Inoltrandoci nella valle ci si immerge nella pecceta, dominata dal peccio (abete rosso) e dall’abete bianco, in cui si possono ammirare le spettacolari fioriture primaverili del maggiociondolo o della clematis alpina e d’autunno trovare porcini e numerosi gallinacei.

Molti tratti di questi boschi sono però stati tolti per fare spazio a prati da sfalcio detti triseteti per l’abbondante presenza dell’erba Trisetum flavescens, colorati da variopinti fiori tra cui spiccano i grandi gigli

Se si sale di quota fra la pecceta si potrà notare anche grossi esemplari di larici che poco più in alto diventano dominanti dando luogo alla formazione della lariceta.

Quest’ultima è caratterizzata dall’essere molto luminosa in quanto gli sparsi larici sono molto distanti tra loro, permettendo la crescita di un ricco sottobosco a mirtilli e rododendri, ed assumendo intensi colori d’autunno.

Proseguendo ancora in altezza i larici si fanno sempre più rari, finché, poco sopra, crescono solo pochi individui di dimensioni ridotte date le limitanti condizioni climatiche, che segnano il limite con le praterie alpine pascolate d’estate.

È in questo piano che le piante stentano a crescere, ed ampi pascoli dalle dolci colline si alternano a ripide pareti rocciose e impervie cime ricche di fiori come sassifraghe, semprevivi, primule e androsace dalle radici incastonate nella roccia. Negli avvallamenti del terreno pascolato spesso si creano delle zone umide in cui dimorano eriofori, carici e bellissime orchidee alpine.

 

Fauna

Le abbondanti peccete presenti in Val Tartano ospitano numerosi animali tra cui timidi erbivori come il capriolo (Capreolus capreolus) o il cervo (Cervus elaphus), e indaffarati scoiattolo (Sciurus vulgaris) in cerca di cibo.
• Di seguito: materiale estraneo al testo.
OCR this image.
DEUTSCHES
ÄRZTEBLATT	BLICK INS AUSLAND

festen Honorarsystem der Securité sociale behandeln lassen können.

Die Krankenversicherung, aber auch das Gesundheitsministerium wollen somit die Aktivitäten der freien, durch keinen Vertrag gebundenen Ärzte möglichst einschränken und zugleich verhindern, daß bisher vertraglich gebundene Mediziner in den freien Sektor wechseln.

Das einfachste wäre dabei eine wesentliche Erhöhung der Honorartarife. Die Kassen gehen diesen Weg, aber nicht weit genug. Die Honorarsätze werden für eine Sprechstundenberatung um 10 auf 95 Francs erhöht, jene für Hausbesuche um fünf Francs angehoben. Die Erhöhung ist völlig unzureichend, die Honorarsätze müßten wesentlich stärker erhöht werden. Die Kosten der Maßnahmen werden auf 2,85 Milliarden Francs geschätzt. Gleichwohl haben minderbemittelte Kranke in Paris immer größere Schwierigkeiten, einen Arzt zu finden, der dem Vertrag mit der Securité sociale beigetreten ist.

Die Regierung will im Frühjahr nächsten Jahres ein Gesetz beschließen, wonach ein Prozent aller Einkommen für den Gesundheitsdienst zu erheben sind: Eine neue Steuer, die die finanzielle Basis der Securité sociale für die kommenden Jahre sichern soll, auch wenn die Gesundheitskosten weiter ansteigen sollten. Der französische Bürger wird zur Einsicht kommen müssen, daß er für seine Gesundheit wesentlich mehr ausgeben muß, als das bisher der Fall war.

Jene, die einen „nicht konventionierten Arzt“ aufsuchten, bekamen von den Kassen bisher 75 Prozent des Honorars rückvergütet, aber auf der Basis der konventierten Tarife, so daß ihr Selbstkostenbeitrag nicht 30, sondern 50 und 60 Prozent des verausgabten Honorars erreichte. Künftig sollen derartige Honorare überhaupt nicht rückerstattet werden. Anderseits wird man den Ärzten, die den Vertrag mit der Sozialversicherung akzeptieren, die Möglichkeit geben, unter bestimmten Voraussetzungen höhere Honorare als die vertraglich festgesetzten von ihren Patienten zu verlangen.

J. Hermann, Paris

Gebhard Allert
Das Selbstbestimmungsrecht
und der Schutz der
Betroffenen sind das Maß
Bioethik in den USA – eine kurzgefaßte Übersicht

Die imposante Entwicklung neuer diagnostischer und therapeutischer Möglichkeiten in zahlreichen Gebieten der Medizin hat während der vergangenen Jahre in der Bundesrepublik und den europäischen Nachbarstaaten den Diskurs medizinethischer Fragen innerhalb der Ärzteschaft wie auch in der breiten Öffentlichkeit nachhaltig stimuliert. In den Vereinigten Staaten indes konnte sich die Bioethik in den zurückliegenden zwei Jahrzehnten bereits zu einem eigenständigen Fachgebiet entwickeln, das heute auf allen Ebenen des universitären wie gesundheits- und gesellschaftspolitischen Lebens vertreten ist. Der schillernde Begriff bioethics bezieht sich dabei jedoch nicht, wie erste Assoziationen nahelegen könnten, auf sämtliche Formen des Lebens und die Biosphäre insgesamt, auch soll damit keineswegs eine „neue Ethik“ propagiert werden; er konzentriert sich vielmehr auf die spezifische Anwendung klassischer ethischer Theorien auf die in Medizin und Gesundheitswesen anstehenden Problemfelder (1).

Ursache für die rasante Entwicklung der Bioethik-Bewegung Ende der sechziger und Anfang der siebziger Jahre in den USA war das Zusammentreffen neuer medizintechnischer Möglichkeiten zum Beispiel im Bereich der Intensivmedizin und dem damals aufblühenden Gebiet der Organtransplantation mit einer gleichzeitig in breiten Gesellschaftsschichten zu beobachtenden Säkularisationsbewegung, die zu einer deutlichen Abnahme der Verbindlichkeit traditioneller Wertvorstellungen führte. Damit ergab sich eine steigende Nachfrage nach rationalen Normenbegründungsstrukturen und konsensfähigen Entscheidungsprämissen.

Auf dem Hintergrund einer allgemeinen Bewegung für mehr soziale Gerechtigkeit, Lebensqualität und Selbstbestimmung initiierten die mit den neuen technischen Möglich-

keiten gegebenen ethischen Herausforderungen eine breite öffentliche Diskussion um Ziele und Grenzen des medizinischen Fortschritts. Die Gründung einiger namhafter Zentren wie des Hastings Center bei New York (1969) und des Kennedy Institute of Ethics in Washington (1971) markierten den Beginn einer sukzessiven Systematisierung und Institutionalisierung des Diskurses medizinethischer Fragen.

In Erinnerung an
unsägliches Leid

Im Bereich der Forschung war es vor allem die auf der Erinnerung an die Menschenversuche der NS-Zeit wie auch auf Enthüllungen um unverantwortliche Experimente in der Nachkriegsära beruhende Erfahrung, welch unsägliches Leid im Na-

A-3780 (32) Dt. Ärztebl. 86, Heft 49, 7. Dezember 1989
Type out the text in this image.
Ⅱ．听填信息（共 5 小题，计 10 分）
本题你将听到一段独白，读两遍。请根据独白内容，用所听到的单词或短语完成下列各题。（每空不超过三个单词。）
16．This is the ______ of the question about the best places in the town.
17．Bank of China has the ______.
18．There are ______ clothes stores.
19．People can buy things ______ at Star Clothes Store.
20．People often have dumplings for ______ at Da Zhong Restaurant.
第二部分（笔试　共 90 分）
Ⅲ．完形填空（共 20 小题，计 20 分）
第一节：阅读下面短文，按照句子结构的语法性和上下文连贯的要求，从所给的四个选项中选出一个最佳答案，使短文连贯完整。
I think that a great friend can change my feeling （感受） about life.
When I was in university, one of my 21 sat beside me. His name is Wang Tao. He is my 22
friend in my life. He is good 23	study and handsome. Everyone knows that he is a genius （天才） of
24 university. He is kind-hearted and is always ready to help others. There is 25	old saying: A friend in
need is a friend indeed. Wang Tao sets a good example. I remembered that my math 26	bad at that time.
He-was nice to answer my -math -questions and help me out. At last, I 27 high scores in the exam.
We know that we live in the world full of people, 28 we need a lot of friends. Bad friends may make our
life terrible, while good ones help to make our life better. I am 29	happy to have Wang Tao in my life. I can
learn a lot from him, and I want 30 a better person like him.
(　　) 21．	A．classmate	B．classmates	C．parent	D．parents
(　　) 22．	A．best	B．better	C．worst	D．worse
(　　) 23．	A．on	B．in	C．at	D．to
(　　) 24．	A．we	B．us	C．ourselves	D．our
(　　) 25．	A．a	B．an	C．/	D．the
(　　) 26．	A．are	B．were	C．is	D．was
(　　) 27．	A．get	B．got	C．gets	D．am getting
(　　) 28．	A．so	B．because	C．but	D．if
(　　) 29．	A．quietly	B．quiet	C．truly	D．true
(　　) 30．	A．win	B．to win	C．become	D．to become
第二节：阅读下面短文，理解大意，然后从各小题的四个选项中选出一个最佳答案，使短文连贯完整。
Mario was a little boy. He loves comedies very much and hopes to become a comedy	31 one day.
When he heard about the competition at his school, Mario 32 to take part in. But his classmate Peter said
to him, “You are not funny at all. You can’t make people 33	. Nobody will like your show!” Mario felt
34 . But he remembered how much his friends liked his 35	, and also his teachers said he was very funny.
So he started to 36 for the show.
La buona salute dei boschi si nota dai numerosi formichieri della formica (Formica rufa) e dall’abbondante presenza di uccelli quali picchio nero (Dryocopus màrtius), picchio rosso maggiore (Dentrocopus major), cincia mora (Parus ater), cincia bigia (Parus montanus), cincia dal ciuffo (Parus cristatus), rampichino (Certhia brachydactyla), ciuffolotto (Phyrrula phyrryla), picchio muratore (Sitta europaea),tordo (Turdusiliacus), sparviero (Accipiter nisus), nocciolaia (Nucifraga cryocatactes), astore (Accipiter gentilis) e il crociere (Loxia curvirostra).

Più difficili da vedere sono invece il francolino di monte (Bonasa bonasia), il raro Gallo cedrone (Tetrao urogallus) ed a quote superiori il gallo forcello (Tetrao terix). Di notte ci si può imbattere nella Civetta nana (Glaucidium passerinum) o nella civetta capogrosso (Aegolius funereum). Altri abitanti dei boschi sono il toporagno alpino (Sorex alpinus), la martora (Martes martes), la volpe (Vulpes vulpes) e l’arvicola (Cletrionomys glareolus).

Il gallo cedrone è il simbolo del Parco delle Orobie A quote superiori, dove il bosco finisce ed i pascoli si alternano a rocce e cime, troviamo animali abituati al freddo intenso degli inverni in quota. Gli animali specializzati per affrontare “deserti” di neve sono diversi, ed utilizzano svariate tecniche: alcuni cambiano la livrea estiva come l’ ermellino (Mustela erminea), la lepre bianca (Lepus timidus), e la pernice bianca (Lagopus mutus). Altri vanno in letargo come la marmotta (Marmota marmota), altri invece cambiano abitudini e luoghi aspettando primavera come il fringuello alpino (Montifrigilla nivalis), culbianco (Oenanthe oenanthe), codirosso spazzacamino (Pheonicurus ochruru), spioncello (Anthus spinoletta), sordone (Prunella collaris), picchio muraiolo (Trichodroma muraria) e gracchio alpino (Phyrrocorax graculus).

In estate, sulle cime, talvolta si può incontrare il pacifico stambecco (Capra ibex), mentre è molto frequente imbattersi in branchi di camosci (Rupicapra rupicapra), e non è così difficile ammirare il volo maestoso dell’aquila reale (Aquila chrisaetos).

I rettili presenti in Valtartano sono il marasso (Vipera berus), la vipera comune (Vipera aspis) e la lucertola vivipara (Lacerta vivipara).

Tra gli anfibi possiamo citare la rana temporaria (Rana temporaria), il tritone alpino (Triturus alpestris) e la timorosa salamandra nera (Salamandra atra).

Il torrente è popolato dalla trota alpina (Salmo trutta) e sulle rive è molto facile osservare il merlo acquaiolo (Cinclus cinclus).